Another key finding of the present study was increased maxillofacial trauma due to physical assault, including domestic violence. The low number of patients of these categories was reported in all the phases and the comparative result between the groups was statistically insignificant. However, 50% of increase of cases with assault was reported compared to the archived data of the control period. A higher perceived risk to Covid-19 could increase anticipatory fear and anxiety. This fear, depression, loneliness and anxiety during the time of crisis not only could affect mental health but also make them aggressive and irritable. [13] It was found that 40–50% increase in domestic violence in Brazil, 25% increase in help call related to domestic violence in the UK was reported. [14] Boseruo (2020) reported 10 to 27% increase in domestic violence at different police stations in America. [15] Boredom, people staying in quarantine and isolation have proved to be ailing for their mental health. This must be resolved by proper counselling, creating social bubble between individuals and starting some sort of outdoor activities.

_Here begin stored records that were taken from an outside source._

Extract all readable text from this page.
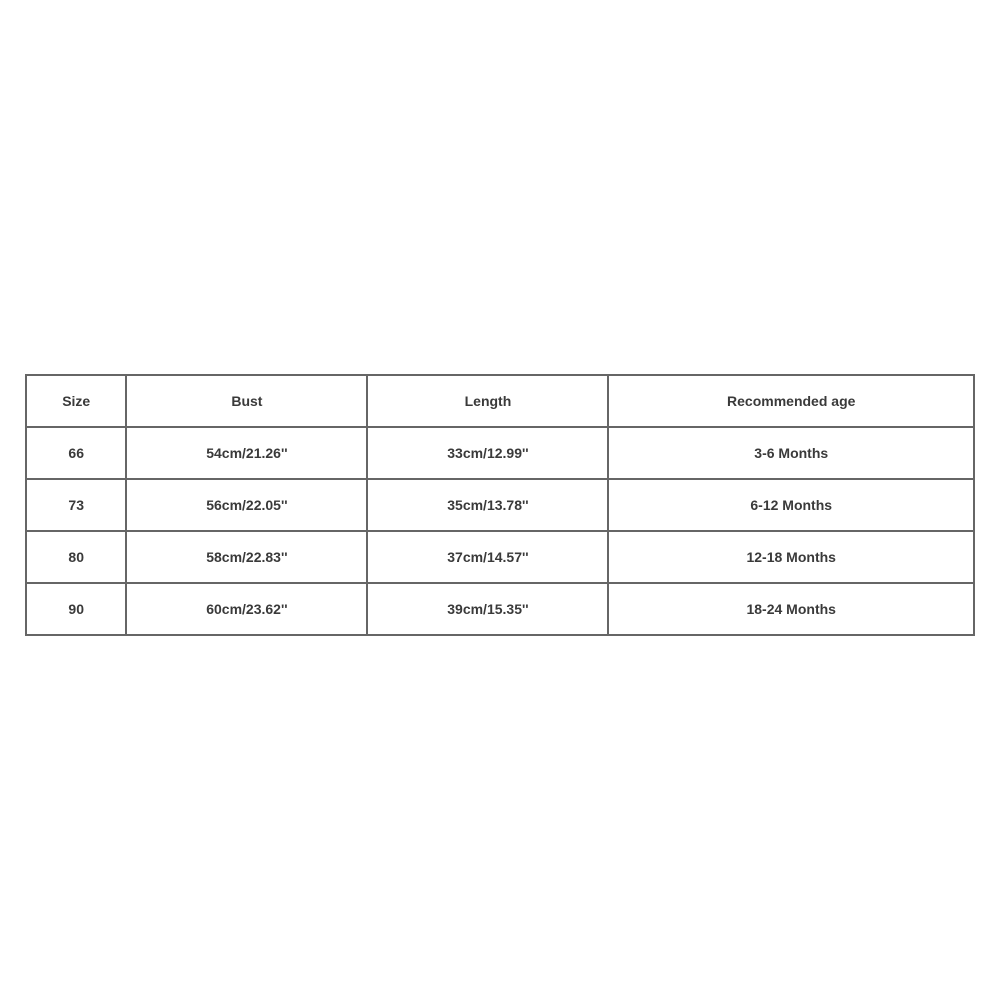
Size	Bust	Length	Recommended age
66	54cm/21.26''	33cm/12.99''	3-6 Months
73	56cm/22.05''	35cm/13.78''	6-12 Months
80	58cm/22.83''	37cm/14.57''	12-18 Months
90	60cm/23.62''	39cm/15.35''	18-24 Months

During unlock, phase of restriction denoted as phase E in our study, rise in the number of patients with RTA was noted. In this phase except for public transport, all the means of road transportation were started. This was even reflected in our study as 19 patients in 23 days reported in contrast to 22 patients in 75 days of lockdown periods. Nevertheless, the data suggest that it was significantly less than 46 patients in the control E period of 2019.

Economic activities, traffic and thus RTA are on the rise again but it will take some time to resume to the magnitude of the post-COVID-19 era. Tackling COVID-19 is a multidisciplinary approach. Imposing lockdown is a potent tool in the armoury of every government to slow the virus spread but policy makers must take a balance approaching tackling the situation.

Conclusion

Significant drop in maxillofacial injuries was directly related to drop in vehicular movement amid lockdown. Increase incidence of inter-personnel violence induced injuries illustrated how isolation and stagnation in life have influenced negatively towards the mental health of few individuals. Lockdown is like a pause button for the disease spread and a short-term weapon against COVID-19 but in long-term a more balanced approach in prevention and restriction should be the way forward.